Die "Heavy-Metal-Battle"-Tour rollt im November durch deutsche Lande. Insgesamt 17 mal treten Saxon, Ozzy Osbourne und die junge deutsche Band Revolver zwischen Kiel und Ravensburg für das hiesige Fanvolk an. "Denim & Leather" werden die Szene beherrschen - und vor den Hallen dürfte so manches schwere Motorrad geparkt werden...

Heavy Metal Battle, welch eine Wortschöpfung! Biff, langmähniger Leadsänger der britischen Heavy-Band Saxon, zuckt nur mit den Schultern. Er ist aus seiner Heimat Schlimmeres gewöhnt.
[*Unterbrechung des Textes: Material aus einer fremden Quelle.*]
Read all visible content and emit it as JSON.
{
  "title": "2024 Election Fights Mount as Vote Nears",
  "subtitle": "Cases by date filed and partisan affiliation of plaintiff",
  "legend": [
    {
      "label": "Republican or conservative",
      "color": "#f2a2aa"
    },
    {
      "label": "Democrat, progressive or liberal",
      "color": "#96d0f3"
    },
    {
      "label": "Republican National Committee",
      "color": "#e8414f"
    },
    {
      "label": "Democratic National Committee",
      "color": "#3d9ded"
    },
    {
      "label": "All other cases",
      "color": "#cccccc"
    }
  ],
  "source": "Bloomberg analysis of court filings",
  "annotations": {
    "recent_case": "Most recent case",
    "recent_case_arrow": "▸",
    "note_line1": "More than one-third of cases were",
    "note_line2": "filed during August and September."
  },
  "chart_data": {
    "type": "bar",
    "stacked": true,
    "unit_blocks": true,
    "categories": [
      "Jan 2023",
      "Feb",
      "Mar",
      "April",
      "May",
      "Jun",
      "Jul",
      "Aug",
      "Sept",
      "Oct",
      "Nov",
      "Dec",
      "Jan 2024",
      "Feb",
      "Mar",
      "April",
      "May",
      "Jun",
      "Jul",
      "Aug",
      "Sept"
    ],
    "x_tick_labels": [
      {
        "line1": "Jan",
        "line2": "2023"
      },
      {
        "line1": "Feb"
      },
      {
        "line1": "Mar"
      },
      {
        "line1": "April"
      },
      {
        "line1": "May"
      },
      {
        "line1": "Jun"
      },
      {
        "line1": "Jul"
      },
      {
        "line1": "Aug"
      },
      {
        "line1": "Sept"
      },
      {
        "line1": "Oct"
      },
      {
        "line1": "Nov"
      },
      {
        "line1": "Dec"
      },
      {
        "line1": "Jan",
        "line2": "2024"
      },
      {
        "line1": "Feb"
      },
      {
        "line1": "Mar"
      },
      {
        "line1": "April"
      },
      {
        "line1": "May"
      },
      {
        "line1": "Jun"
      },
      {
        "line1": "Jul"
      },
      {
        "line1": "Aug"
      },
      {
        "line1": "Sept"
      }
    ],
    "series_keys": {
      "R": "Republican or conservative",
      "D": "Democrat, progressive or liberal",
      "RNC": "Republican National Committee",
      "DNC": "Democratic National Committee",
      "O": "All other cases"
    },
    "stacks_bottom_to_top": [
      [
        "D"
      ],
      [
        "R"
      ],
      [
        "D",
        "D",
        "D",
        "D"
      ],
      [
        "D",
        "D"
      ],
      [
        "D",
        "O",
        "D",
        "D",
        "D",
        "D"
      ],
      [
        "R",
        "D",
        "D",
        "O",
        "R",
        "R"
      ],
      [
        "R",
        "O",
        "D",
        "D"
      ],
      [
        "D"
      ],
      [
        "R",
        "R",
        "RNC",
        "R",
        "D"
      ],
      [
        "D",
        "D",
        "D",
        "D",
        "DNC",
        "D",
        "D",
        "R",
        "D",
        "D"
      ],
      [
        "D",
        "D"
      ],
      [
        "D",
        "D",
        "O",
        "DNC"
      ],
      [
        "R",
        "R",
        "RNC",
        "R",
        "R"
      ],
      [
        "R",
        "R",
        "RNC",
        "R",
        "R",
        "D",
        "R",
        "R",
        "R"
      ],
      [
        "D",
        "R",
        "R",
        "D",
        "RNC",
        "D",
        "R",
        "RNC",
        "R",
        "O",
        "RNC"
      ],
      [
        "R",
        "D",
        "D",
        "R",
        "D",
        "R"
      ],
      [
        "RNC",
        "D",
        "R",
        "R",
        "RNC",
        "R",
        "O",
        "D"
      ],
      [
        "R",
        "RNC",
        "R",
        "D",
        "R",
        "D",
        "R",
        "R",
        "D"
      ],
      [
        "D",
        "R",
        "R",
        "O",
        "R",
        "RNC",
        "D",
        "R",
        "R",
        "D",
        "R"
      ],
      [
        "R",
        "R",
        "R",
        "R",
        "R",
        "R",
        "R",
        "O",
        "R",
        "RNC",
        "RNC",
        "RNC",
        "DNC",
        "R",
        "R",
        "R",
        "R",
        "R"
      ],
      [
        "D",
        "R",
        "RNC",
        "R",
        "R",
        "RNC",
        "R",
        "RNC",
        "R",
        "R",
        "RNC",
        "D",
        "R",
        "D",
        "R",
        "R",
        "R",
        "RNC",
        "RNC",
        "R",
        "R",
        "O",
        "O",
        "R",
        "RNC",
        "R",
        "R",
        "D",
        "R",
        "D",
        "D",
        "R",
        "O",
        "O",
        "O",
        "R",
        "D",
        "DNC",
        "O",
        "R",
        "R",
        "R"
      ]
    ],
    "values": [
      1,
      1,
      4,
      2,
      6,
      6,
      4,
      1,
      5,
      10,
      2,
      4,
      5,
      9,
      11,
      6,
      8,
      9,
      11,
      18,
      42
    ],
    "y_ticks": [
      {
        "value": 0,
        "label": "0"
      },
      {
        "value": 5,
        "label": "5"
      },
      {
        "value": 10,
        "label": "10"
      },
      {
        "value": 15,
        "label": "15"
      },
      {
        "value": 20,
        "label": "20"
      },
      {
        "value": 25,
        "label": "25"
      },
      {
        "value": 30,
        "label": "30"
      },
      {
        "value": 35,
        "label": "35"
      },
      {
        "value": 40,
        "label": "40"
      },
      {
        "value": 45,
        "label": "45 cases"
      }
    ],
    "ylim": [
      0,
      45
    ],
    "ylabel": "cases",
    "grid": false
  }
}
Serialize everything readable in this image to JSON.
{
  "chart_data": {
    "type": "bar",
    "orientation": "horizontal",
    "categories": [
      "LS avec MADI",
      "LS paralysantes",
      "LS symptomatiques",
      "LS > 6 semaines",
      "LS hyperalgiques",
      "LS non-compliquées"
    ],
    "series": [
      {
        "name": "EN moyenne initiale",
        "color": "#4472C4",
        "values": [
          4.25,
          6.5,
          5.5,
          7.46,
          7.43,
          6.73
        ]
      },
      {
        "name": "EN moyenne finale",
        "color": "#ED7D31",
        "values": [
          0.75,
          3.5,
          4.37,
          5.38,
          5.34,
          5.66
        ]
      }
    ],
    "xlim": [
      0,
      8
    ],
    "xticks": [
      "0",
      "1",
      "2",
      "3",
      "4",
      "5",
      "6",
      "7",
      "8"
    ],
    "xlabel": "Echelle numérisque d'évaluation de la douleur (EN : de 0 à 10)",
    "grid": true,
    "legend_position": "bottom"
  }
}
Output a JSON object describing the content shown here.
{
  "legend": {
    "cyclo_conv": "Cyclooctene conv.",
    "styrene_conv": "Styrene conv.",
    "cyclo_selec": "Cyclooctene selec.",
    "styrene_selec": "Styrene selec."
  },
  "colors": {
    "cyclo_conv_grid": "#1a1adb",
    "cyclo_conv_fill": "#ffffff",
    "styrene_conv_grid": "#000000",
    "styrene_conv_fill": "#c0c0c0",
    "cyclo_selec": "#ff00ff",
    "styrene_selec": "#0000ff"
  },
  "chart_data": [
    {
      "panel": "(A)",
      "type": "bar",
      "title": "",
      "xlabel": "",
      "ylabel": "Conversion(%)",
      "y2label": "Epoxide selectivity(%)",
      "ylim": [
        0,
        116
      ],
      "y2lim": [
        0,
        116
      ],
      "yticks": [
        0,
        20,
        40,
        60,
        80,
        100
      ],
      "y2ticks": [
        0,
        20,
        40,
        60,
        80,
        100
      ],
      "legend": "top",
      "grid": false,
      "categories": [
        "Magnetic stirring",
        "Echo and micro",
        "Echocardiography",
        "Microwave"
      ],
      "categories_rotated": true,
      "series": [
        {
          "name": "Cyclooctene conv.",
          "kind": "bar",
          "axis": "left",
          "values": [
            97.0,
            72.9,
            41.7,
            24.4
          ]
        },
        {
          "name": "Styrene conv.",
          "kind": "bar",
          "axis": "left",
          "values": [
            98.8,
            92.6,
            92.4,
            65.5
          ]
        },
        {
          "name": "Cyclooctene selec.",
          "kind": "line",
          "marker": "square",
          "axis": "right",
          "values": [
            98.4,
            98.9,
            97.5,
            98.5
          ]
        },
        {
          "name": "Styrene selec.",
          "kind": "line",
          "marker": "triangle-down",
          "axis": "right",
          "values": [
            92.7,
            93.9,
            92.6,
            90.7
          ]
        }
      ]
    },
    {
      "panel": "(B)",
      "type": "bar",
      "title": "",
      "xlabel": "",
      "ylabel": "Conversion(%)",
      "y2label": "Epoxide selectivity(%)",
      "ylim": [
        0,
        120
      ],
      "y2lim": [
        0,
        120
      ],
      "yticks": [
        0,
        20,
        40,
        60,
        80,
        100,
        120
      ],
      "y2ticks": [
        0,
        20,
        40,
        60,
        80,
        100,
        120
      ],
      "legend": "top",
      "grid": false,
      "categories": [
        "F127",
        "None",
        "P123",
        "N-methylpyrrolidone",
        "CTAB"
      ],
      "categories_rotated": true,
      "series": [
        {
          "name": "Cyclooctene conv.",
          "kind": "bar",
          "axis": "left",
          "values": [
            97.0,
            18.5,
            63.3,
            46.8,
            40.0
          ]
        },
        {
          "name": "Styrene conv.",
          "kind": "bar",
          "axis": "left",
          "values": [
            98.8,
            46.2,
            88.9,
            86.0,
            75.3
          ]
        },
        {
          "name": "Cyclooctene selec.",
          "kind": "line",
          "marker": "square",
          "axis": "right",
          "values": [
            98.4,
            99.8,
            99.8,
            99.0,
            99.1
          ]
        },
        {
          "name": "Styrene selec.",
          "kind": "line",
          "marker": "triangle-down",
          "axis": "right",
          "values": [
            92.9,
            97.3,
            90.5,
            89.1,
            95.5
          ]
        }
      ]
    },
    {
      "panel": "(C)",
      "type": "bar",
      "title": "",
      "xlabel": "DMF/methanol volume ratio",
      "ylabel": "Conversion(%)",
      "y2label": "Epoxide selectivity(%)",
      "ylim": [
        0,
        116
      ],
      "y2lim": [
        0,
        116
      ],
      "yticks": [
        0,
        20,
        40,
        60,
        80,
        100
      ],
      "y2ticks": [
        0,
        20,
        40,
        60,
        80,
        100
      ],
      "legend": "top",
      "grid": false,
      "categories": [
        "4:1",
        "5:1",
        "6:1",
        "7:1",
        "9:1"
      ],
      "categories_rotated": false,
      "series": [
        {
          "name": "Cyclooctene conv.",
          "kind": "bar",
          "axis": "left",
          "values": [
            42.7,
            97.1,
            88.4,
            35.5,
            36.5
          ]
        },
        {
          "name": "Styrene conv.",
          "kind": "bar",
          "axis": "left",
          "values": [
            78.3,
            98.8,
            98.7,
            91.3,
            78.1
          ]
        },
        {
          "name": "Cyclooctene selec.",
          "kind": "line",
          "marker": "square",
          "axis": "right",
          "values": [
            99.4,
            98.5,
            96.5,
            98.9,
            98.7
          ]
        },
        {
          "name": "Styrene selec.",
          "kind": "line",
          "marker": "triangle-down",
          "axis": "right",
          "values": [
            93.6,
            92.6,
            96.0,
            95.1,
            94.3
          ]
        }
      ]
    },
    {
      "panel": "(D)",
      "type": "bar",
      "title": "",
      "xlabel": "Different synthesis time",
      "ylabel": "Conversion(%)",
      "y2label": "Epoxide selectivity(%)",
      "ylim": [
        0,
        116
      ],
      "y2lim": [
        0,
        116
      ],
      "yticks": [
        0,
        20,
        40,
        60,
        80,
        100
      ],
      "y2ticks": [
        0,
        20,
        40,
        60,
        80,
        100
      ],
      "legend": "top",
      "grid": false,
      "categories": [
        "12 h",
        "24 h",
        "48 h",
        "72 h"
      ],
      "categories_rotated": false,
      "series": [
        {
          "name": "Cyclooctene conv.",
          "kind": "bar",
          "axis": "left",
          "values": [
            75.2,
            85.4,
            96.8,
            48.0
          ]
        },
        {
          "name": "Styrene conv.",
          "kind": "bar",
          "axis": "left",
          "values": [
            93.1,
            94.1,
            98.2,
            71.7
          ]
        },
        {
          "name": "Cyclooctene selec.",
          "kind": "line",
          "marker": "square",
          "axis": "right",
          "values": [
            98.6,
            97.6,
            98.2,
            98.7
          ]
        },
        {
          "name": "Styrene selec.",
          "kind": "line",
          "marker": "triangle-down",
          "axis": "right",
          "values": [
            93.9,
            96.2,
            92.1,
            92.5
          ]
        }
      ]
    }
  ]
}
In einem Land, wo Headbanger-Treffen, sprich Open Air-Festivals, zu Holocausts hochstilisiert werden, regt man sich über kleinere Schlachtfelder nicht mehr weiter auf. Man weiß aus Erfahrung, passieren wird nicht viel. Der übliche Müllberg wird nach den Konzerten übrig bleiben, denn die Schlachten werden mit Bier im Pappbecher geschlagen. Und wenn hier und da eine Leiche liegenbleibt, dann war mit Sicherheit der Teufel Alkohol am Werke. Umwerfend.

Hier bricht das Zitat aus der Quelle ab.